I’ve been thinking lately about the paradox of being. Doesn’t that sound philosophical?
What I mean is that on the one hand, I’ve learned a lot about Reiki in the past five years or so. I’ve taught lots of people around the world, and aim to teach many, many more how to access this powerful, yet simple connection to healing, growth, and balance. I’ve written two books, and published a set of cards (and an app!). I started a school.
Yet, every day, I am acutely aware of how much more there is that I don’t know yet. There are levels of intuitive sensitivity that I have not reached. There is a vast sea of knowledge that I have barely absorbed a drop of in all this time.

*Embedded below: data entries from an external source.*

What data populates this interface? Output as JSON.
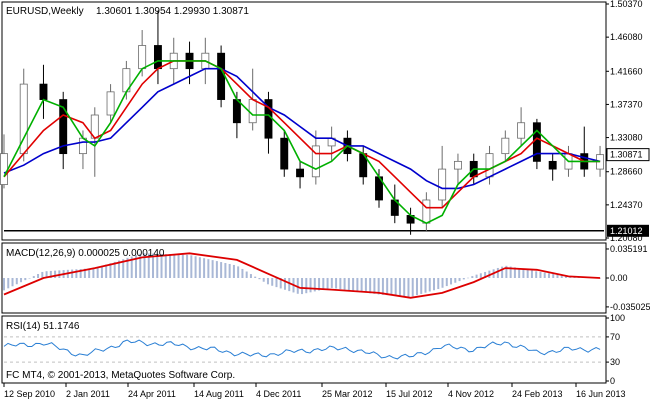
{
  "header": {
    "symbol": "EURUSD,Weekly",
    "ohlc": "1.30601 1.30954 1.29930 1.30871"
  },
  "watermark": "FC MT4, © 2001-2013, MetaQuotes Software Corp.",
  "colors": {
    "bull": "#6b6b6b",
    "bear": "#000000",
    "ma_fast": "#00b000",
    "ma_mid": "#e00000",
    "ma_slow": "#0000cc",
    "macd_hist": "#a9b8d6",
    "macd_signal": "#dd0000",
    "rsi": "#2a7fd4",
    "grid": "#c0c0c0",
    "level_line": "#000000"
  },
  "price_axis": {
    "ticks": [
      "1.50370",
      "1.46080",
      "1.41660",
      "1.37370",
      "1.33080",
      "1.28660",
      "1.24370",
      "1.20080"
    ],
    "current_price": "1.30871",
    "level_price": "1.21012"
  },
  "x_axis": {
    "labels": [
      "12 Sep 2010",
      "2 Jan 2011",
      "24 Apr 2011",
      "14 Aug 2011",
      "4 Dec 2011",
      "25 Mar 2012",
      "15 Jul 2012",
      "4 Nov 2012",
      "24 Feb 2013",
      "16 Jun 2013"
    ]
  },
  "macd": {
    "label": "MACD(12,26,9) 0.000025 0.000140",
    "ticks": [
      "0.035191",
      "0.00",
      "-0.035025"
    ]
  },
  "rsi": {
    "label": "RSI(14) 51.1746",
    "ticks": [
      "100",
      "70",
      "30",
      "0"
    ]
  },
  "chart_data": [
    {
      "type": "candlestick",
      "title": "EURUSD,Weekly",
      "ylim": [
        1.2008,
        1.5037
      ],
      "level_line": 1.21012,
      "x_range": [
        "2010-08-01",
        "2013-06-30"
      ],
      "candles": [
        {
          "d": "2010-08-01",
          "o": 1.27,
          "h": 1.335,
          "l": 1.265,
          "c": 1.31
        },
        {
          "d": "2010-09-05",
          "o": 1.31,
          "h": 1.42,
          "l": 1.3,
          "c": 1.4
        },
        {
          "d": "2010-10-10",
          "o": 1.4,
          "h": 1.425,
          "l": 1.355,
          "c": 1.38
        },
        {
          "d": "2010-11-14",
          "o": 1.38,
          "h": 1.39,
          "l": 1.29,
          "c": 1.31
        },
        {
          "d": "2010-12-19",
          "o": 1.31,
          "h": 1.34,
          "l": 1.29,
          "c": 1.33
        },
        {
          "d": "2011-01-09",
          "o": 1.33,
          "h": 1.37,
          "l": 1.28,
          "c": 1.36
        },
        {
          "d": "2011-02-06",
          "o": 1.36,
          "h": 1.4,
          "l": 1.35,
          "c": 1.39
        },
        {
          "d": "2011-03-06",
          "o": 1.39,
          "h": 1.43,
          "l": 1.38,
          "c": 1.42
        },
        {
          "d": "2011-04-03",
          "o": 1.42,
          "h": 1.47,
          "l": 1.41,
          "c": 1.45
        },
        {
          "d": "2011-05-01",
          "o": 1.45,
          "h": 1.495,
          "l": 1.4,
          "c": 1.42
        },
        {
          "d": "2011-05-29",
          "o": 1.42,
          "h": 1.46,
          "l": 1.4,
          "c": 1.44
        },
        {
          "d": "2011-06-26",
          "o": 1.44,
          "h": 1.455,
          "l": 1.4,
          "c": 1.42
        },
        {
          "d": "2011-07-24",
          "o": 1.42,
          "h": 1.46,
          "l": 1.4,
          "c": 1.44
        },
        {
          "d": "2011-08-21",
          "o": 1.44,
          "h": 1.45,
          "l": 1.37,
          "c": 1.38
        },
        {
          "d": "2011-09-18",
          "o": 1.38,
          "h": 1.39,
          "l": 1.33,
          "c": 1.35
        },
        {
          "d": "2011-10-16",
          "o": 1.35,
          "h": 1.42,
          "l": 1.34,
          "c": 1.38
        },
        {
          "d": "2011-11-13",
          "o": 1.38,
          "h": 1.39,
          "l": 1.31,
          "c": 1.33
        },
        {
          "d": "2011-12-11",
          "o": 1.33,
          "h": 1.34,
          "l": 1.28,
          "c": 1.29
        },
        {
          "d": "2012-01-08",
          "o": 1.29,
          "h": 1.3,
          "l": 1.265,
          "c": 1.28
        },
        {
          "d": "2012-02-05",
          "o": 1.28,
          "h": 1.34,
          "l": 1.27,
          "c": 1.32
        },
        {
          "d": "2012-03-04",
          "o": 1.32,
          "h": 1.345,
          "l": 1.3,
          "c": 1.33
        },
        {
          "d": "2012-04-01",
          "o": 1.33,
          "h": 1.34,
          "l": 1.3,
          "c": 1.31
        },
        {
          "d": "2012-04-29",
          "o": 1.31,
          "h": 1.32,
          "l": 1.27,
          "c": 1.28
        },
        {
          "d": "2012-05-27",
          "o": 1.28,
          "h": 1.29,
          "l": 1.24,
          "c": 1.25
        },
        {
          "d": "2012-06-24",
          "o": 1.25,
          "h": 1.27,
          "l": 1.22,
          "c": 1.23
        },
        {
          "d": "2012-07-22",
          "o": 1.23,
          "h": 1.24,
          "l": 1.205,
          "c": 1.22
        },
        {
          "d": "2012-08-19",
          "o": 1.22,
          "h": 1.26,
          "l": 1.21,
          "c": 1.25
        },
        {
          "d": "2012-09-16",
          "o": 1.25,
          "h": 1.32,
          "l": 1.24,
          "c": 1.29
        },
        {
          "d": "2012-10-14",
          "o": 1.29,
          "h": 1.31,
          "l": 1.27,
          "c": 1.3
        },
        {
          "d": "2012-11-11",
          "o": 1.3,
          "h": 1.31,
          "l": 1.27,
          "c": 1.28
        },
        {
          "d": "2012-12-09",
          "o": 1.28,
          "h": 1.32,
          "l": 1.27,
          "c": 1.31
        },
        {
          "d": "2013-01-06",
          "o": 1.31,
          "h": 1.34,
          "l": 1.3,
          "c": 1.33
        },
        {
          "d": "2013-02-03",
          "o": 1.33,
          "h": 1.37,
          "l": 1.32,
          "c": 1.35
        },
        {
          "d": "2013-03-03",
          "o": 1.35,
          "h": 1.355,
          "l": 1.29,
          "c": 1.3
        },
        {
          "d": "2013-03-31",
          "o": 1.3,
          "h": 1.31,
          "l": 1.275,
          "c": 1.29
        },
        {
          "d": "2013-04-28",
          "o": 1.29,
          "h": 1.32,
          "l": 1.28,
          "c": 1.31
        },
        {
          "d": "2013-05-26",
          "o": 1.31,
          "h": 1.345,
          "l": 1.28,
          "c": 1.29
        },
        {
          "d": "2013-06-23",
          "o": 1.29,
          "h": 1.32,
          "l": 1.28,
          "c": 1.30871
        }
      ],
      "ma_fast": [
        1.28,
        1.33,
        1.38,
        1.37,
        1.33,
        1.32,
        1.35,
        1.39,
        1.42,
        1.43,
        1.43,
        1.43,
        1.43,
        1.42,
        1.38,
        1.36,
        1.36,
        1.34,
        1.3,
        1.29,
        1.3,
        1.32,
        1.31,
        1.28,
        1.25,
        1.23,
        1.22,
        1.23,
        1.27,
        1.29,
        1.29,
        1.3,
        1.32,
        1.34,
        1.32,
        1.3,
        1.3,
        1.3
      ],
      "ma_mid": [
        1.28,
        1.31,
        1.34,
        1.36,
        1.35,
        1.33,
        1.34,
        1.37,
        1.4,
        1.42,
        1.43,
        1.43,
        1.43,
        1.42,
        1.4,
        1.38,
        1.37,
        1.35,
        1.33,
        1.31,
        1.31,
        1.32,
        1.31,
        1.3,
        1.28,
        1.26,
        1.24,
        1.24,
        1.26,
        1.28,
        1.29,
        1.3,
        1.31,
        1.33,
        1.32,
        1.31,
        1.3,
        1.3
      ],
      "ma_slow": [
        1.285,
        1.295,
        1.31,
        1.32,
        1.325,
        1.325,
        1.33,
        1.35,
        1.37,
        1.39,
        1.4,
        1.41,
        1.42,
        1.42,
        1.41,
        1.39,
        1.37,
        1.36,
        1.345,
        1.33,
        1.33,
        1.32,
        1.32,
        1.31,
        1.3,
        1.29,
        1.275,
        1.265,
        1.265,
        1.27,
        1.28,
        1.29,
        1.3,
        1.31,
        1.31,
        1.31,
        1.305,
        1.3
      ]
    },
    {
      "type": "bar",
      "title": "MACD(12,26,9) 0.000025 0.000140",
      "ylim": [
        -0.04,
        0.04
      ],
      "x_range": [
        "2010-08-01",
        "2013-06-30"
      ],
      "x": [
        "2010-08-01",
        "2010-10-10",
        "2011-01-09",
        "2011-04-03",
        "2011-06-26",
        "2011-09-18",
        "2011-11-13",
        "2012-01-08",
        "2012-03-04",
        "2012-05-27",
        "2012-07-22",
        "2012-09-16",
        "2012-11-11",
        "2013-01-06",
        "2013-03-03",
        "2013-04-28",
        "2013-06-23"
      ],
      "histogram": [
        -0.015,
        0.008,
        0.012,
        0.03,
        0.028,
        0.015,
        -0.008,
        -0.02,
        -0.012,
        -0.02,
        -0.023,
        -0.012,
        0.003,
        0.015,
        0.008,
        0.002,
        0.0
      ],
      "signal": [
        -0.02,
        0.0,
        0.012,
        0.025,
        0.03,
        0.022,
        0.005,
        -0.012,
        -0.014,
        -0.018,
        -0.024,
        -0.018,
        -0.005,
        0.012,
        0.01,
        0.002,
        0.0
      ]
    },
    {
      "type": "line",
      "title": "RSI(14) 51.1746",
      "ylim": [
        0,
        100
      ],
      "levels": [
        30,
        70
      ],
      "x_range": [
        "2010-08-01",
        "2013-06-30"
      ],
      "x": [
        "2010-08-01",
        "2010-10-10",
        "2010-12-19",
        "2011-03-06",
        "2011-05-29",
        "2011-08-21",
        "2011-10-16",
        "2011-12-11",
        "2012-02-05",
        "2012-04-01",
        "2012-05-27",
        "2012-07-22",
        "2012-09-16",
        "2012-11-11",
        "2013-01-06",
        "2013-03-03",
        "2013-04-28",
        "2013-06-23"
      ],
      "values": [
        55,
        60,
        40,
        62,
        58,
        48,
        40,
        45,
        50,
        52,
        40,
        38,
        55,
        50,
        62,
        45,
        50,
        51.1746
      ]
    }
  ]
}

I feel as if I’ve followed a spark, and it led me into a sky full of stars. Yet this one spark has given me so much that it can’t be measured and I haven’t reached the fullness of it yet. It’s overwhelming to consider sometimes.
Here’s what I mean…
- I’m a “big voice” for Reiki. Yet what I know is so very tiny compared to what there is to learn.
- Here we are on this planet, each of us unique, and yet even our planet (which seems huge to our perspective), is a tiny droplet in a sea of universal vastness.
- Our bodies are complex, powerful interactive machines, yet inside us, between the tiny bits of atomic matter, is mostly space.